Such is the underscore of my writing.  It sounds like I have a horrible imagination.  I probably do.  But it’s not imagination.

It’s empathy.

Walking a mile in the other person’s moccasins…

Have you tried it?  I’d like to expound on this further, but I fear this post will already be too long.  So you will have to bug me for further posts if you wish me to expand on my reasoning.

The Bookstore Standard

This same cousin mentioned earlier, thought he should do some research and walked into a Barnes and Noble to look specifically at the YA and Mid-grade selections.  And was horrified.  He might have picked ten percent of these books on the shelves for his class, if that.  But the other teachers are overjoyed “that Johnny is reading!”

So what do we do?

Do we keep writing these things that are slowly degenerating into soft core porn (or worse – example?  How many kids are reading Game of Thrones anyone?) to keep people interested in reading?

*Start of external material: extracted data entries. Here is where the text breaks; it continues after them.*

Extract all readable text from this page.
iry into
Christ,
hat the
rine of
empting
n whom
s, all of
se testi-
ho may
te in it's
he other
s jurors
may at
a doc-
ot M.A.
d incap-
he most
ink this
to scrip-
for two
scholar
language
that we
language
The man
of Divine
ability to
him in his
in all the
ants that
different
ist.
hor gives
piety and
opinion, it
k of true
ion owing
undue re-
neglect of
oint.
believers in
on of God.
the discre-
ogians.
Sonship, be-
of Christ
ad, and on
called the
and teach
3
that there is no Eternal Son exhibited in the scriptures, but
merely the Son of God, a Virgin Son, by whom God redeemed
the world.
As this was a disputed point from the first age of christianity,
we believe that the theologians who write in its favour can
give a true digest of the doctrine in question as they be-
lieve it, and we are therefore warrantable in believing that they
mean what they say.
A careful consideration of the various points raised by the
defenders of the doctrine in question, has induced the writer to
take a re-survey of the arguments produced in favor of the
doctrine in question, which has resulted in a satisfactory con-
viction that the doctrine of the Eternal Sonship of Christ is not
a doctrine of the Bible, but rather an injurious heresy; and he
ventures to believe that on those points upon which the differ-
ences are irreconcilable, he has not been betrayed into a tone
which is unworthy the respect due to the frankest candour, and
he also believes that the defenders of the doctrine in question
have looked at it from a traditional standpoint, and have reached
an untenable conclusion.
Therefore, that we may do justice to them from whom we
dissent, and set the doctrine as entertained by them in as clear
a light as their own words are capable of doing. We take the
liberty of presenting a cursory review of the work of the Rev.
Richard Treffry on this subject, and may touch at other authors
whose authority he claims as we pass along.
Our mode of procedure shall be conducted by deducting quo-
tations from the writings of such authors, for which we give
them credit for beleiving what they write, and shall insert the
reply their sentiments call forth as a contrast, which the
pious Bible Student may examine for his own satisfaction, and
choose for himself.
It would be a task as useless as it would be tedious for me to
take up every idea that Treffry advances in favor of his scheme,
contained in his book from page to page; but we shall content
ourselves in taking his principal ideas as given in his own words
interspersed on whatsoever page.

What exactly is the demographic for adults to read the YA section anyway?

A sample of  my work

For me, I have been waiting on my personality to mesh with being a writer rather than a flooring installer.  I can feel my health finally declining from doing flooring for the past 28 years.  Now that it is finally happening I have to decide, am I writing for my audience (which is not children), myself (which can be childish), or my parents (okay not going there ;P ).  and I have decided that I am shooting for my audience.  I haven’t found them yet, but I will soon, and I want them to have plenty to read.

In case you are wondering, I’m not even going to start pushing my books until I have Maraude’s Fifth on the shelf, which is looking to be about the middle to late 2013.